If we're fine messing xstate, maybe it would be fine to simply ignore avx512 when storing the context in the syscall dispatcher. When asked about the context, we could interpret it as an initial state. To support setting the context, we only need to reserve the space in the syscall frame to be able to store it when needed.
I guess we need saving for avx512 the same way as for avx, no more no less. I don't know that anything specifically relies on correct xstate from NtGetContextThread for current thread (besides current avx tests). One thing is that it will be impossible to test anything WRT xstates with Wine when the states can't be retrieved / saved from a current thread (or a thread which is not in PE code), but of course that is not a motivation for doing some weird things.
Regarding storing the contexts, my additional tests show that when a context only has a part of xstate (with compacted save enabled and compaction mask covering only some of features), the missing part of xstate is preserved, so lacking state save on enter to NtSetContextThread will also make it reset the other state. But I also don't know that anything depends on accuracy here.
So I don't know that simply ignoring avx512 for now (and returning init state when in syscall) won't work, I am just not sure why do we need to keep it for avx then, we could stop saving that as well?
Regarding storing the contexts, my additional tests show that when a context only has a part of xstate (with compacted save enabled and compaction mask covering only some of features), the missing part of xstate is preserved, so lacking state save on enter to NtSetContextThread will also make it reset the other state. But I also don't know that anything depends on accuracy here.
It depends on implementation details. Unless I'm missing something, we could just not touch them on restore which would preserve them for free.
So I don't know that simply ignoring avx512 for now (and returning init state when in syscall) won't work, I am just not sure why do we need to keep it for avx then, we could stop saving that as well?
The main difference is that avx is usually cheap to store (or, worst case, still much cheaper than avx512). I don't know if anything depends on it specifically, through.
It depends on implementation details. Unless I'm missing something, we could just not touch them on restore which would preserve them for free.
I think any xstate may be potentially clobbered on entering NtSetContextThread C function (that's the main concern for the patch in the present form)? So we should assume that if we didn't save all the xstate implicitly we are initializing that to init? As far as avx512 is concerned, it is used even in memcpy now and will be clobbered once even memcpy is used.
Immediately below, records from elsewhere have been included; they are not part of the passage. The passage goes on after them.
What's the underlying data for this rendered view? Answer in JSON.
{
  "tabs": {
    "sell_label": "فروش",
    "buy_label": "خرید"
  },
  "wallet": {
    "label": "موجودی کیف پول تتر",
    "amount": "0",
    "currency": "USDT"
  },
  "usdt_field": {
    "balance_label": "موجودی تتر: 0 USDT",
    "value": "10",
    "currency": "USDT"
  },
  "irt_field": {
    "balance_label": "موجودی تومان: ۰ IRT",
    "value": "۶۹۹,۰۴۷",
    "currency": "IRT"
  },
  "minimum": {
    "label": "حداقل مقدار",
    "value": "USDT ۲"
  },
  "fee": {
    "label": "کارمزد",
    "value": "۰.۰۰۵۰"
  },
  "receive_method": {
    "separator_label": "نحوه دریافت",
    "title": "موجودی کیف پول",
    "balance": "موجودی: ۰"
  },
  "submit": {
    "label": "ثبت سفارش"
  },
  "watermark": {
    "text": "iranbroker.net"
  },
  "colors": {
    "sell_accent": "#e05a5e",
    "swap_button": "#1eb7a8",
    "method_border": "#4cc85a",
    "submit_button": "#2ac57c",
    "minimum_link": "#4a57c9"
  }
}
The main difference is that avx is usually cheap to store (or, worst case, still much cheaper than avx512). I don't know if anything depends on it specifically, through.
So should we probably stop now on keeping existing avx save and assuming other xstate being in init state in syscalls when we need it?
On Tue Mar 12 20:57:49 2024 +0000, Paul Gofman wrote:
It depends on implementation details. Unless I'm missing something, we
could just not touch them on restore which would preserve them for free. I think any xstate may be potentially clobbered on entering NtSetContextThread C function (that's the main concern for the patch in the present form)? So we should assume that if we didn't save all the xstate implicitly we are initializing that to init? As far as avx512 is concerned, it is used even in memcpy now and will be clobbered once even memcpy is used.
The main difference is that avx is usually cheap to store (or, worst
case, still much cheaper than avx512). I don't know if anything depends on it specifically, through. So should we probably stop now on keeping existing avx save and assuming other xstate being in init state in syscalls when we need it?
I send another MR which adds more xstate bits with this patch in it (as the patch in the current form probably doesn't make much sense alone): https://gitlab.winehq.org/wine/wine/-/merge_requests/5346.
This merge request was closed by Paul Gofman.